Withuis zegt dat vrouwen met een academische opleiding die ervoor kiezen thuis te blijven of een hoofddoek te dragen ‘geen feministische keuze’ maken. Volgens Withuis is namelijk niet elke keuze van vrouwen feministisch en is er hier zelfs sprake van ‘nepfeminisme.’

Het opleggen van keuzen gaat voorbij aan het streven naar gelijkheid en zelfbeschikking

De kern van de zaak is keuzevrijheid. Het feminisme is van oudsher gericht op maatschappelijke structuren die tot ongelijkheid leiden. Denk daarbij met name aan verschillen in politieke rechten tussen mannen en vrouwen, het glazen plafond, discoursen over vrouwelijkheid en mannelijkheid, representatie in de media en aan traditionele ideeën over werk en zorg die doorwerken in beleid. Deze maatschappelijke structuren leiden tot minder keuzevrijheid, overigens niet alleen voor vrouwen, maar voor iedereen, en zijn in strijd met het recht op zelfbeschikking. Dat laatste is een fundamenteel mensenrecht.

Het opleggen van keuzen gaat voorbij aan het streven naar gelijkheid en zelfbeschikking, inclusief de mogelijkheid om keuzen te maken die passen bij de eigen wensen, talenten, mogelijkheden en behoeften. Wij denken daarom dat de vraag moet zijn of een bepaald fenomeen bijdraagt aan het verruimen van de mogelijkheden en keuzen van vrouwen in de maatschappij in plaats van aan het inperken daarvan. Het opleggen van keuzen over arbeidsdeelname of je bemoeien met wat iemand draagt, is géén bijdrage aan het verruimen van die mogelijkheden.

‘Femsplaining’

Het gebruik van het woord intersectionalisme door Withuis is niet correct. De juiste term is intersectionaliteit. Ze is in 1989 gemunt door de Amerikaanse rechtsgeleerde, en burgerrechtenactiviste Kimberlé Crenshaw om aan te geven dat er allerlei vrouwen waren – bijvoorbeeld niet wit, niet uit de hogere klasse, niet hetero – die op diverse manieren verschilden van de meerderheid van de vrouwen in de vrouwenbeweging en wier specifieke uitdagingen niet werden geadresseerd. Ook de vakbonden, het zwarte activisme of de homobeweging kwamen niet voor hun problemen op. In een interessant stuk van kennisinstituut Atria wordt beschreven hoe vrouwen van kleur dit probleem in Nederland aan de orde stelden.

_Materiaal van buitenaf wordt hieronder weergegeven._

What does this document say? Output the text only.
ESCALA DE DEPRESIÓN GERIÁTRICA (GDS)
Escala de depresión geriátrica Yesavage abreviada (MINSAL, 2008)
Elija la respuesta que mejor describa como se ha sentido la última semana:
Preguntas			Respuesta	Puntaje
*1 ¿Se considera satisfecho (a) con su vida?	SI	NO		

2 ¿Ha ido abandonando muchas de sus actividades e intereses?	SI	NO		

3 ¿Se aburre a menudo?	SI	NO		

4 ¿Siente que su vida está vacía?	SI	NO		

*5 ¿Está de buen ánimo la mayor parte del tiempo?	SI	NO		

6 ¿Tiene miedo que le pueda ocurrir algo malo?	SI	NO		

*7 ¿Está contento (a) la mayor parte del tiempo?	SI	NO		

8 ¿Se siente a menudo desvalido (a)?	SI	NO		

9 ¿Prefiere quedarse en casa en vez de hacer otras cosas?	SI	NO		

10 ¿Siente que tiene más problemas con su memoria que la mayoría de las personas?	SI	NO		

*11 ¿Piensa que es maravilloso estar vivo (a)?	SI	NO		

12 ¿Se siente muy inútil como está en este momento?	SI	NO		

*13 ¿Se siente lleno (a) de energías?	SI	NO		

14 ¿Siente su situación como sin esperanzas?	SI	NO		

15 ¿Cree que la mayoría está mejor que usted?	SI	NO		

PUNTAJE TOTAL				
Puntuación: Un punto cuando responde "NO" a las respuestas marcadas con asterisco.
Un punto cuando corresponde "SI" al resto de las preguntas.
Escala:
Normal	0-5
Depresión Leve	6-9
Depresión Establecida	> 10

Intersectioneel feminisme plaatst de vrouwenstrijd in een breder perspectief

Het agenderen van dit issue is overigens niet nieuw, al in 1851 waren er vrouwen die overtuigend lieten zien dat een combinatie van verschillen iemands positie in de maatschappij bepaalt. Intersectioneel feminisme plaatst de vrouwenstrijd in een breder perspectief: witte vrouwen hebben te maken met andere vormen van onderdrukking dan vrouwen die een hoofddoek dragen, trans vrouwen of vrouwen die niet hetero zijn. Aan intersectioneel feministen uitleggen dat jij het als witte academisch geschoolde hetero feministe beter weet, lijkt een nieuwe vorm van mensplaining: femsplaining.

Intersectionaliteit maakt feminisme inclusiever door te erkennen dat de strijd tegen onderdrukking niet one size fits all is.

Blinde vlek

Het essentialiseren van vrouwelijkheid, waar Withuis tegen zegt te zijn, wordt door intersectionaliteit juist tegengegaan.

Vrouwen worden op diverse manieren beperkt in hun keuzevrijheid

Vrouwen worden namelijk op diverse manieren beperkt in hun keuzevrijheid en stoten op barrières die worden gevormd in een samenspel van de verschillende aspecten van sociale posities, zoals religie, klasse, huidskleur en seksuele oriëntatie.

Het one size fits all feminisme waar Withuis voor lijkt te pleiten, richt zich alleen op de emancipatiestrijd van vrouwen die op haar lijken en draagt niet bij aan het vergroten van de keuzevrijheid van andere groepen vrouwen. Sterker nog: een feminisme dat blind is voor de verschillen tussen vrouwen ziet niet dat de meeste vrouwen niet eens in de buurt komen van het glazen plafond.

Ze heeft er evenmin oog voor dat de emancipatie van witte vrouwen op de arbeidsmarkt leidt tot een gedeeltelijke verplaatsing van zorgtaken naar vrouwen uit andere delen van de wereld. Laat staan dat ze zich ervan bewust is dat vrouwen niet alleen vanuit traditionele normen, maar soms ook in naam van het feminisme opgelegd worden welke kleding zij wel of niet zouden moeten dragen.

Djoeke Ardon is onderzoeker en projectleider Gender en Gendergerelateerd Geweld. Saskia Daru is senior projectleider Sociale Veiligheid, Huiselijk en Seksueel Geweld. Beiden werken bij Movisie.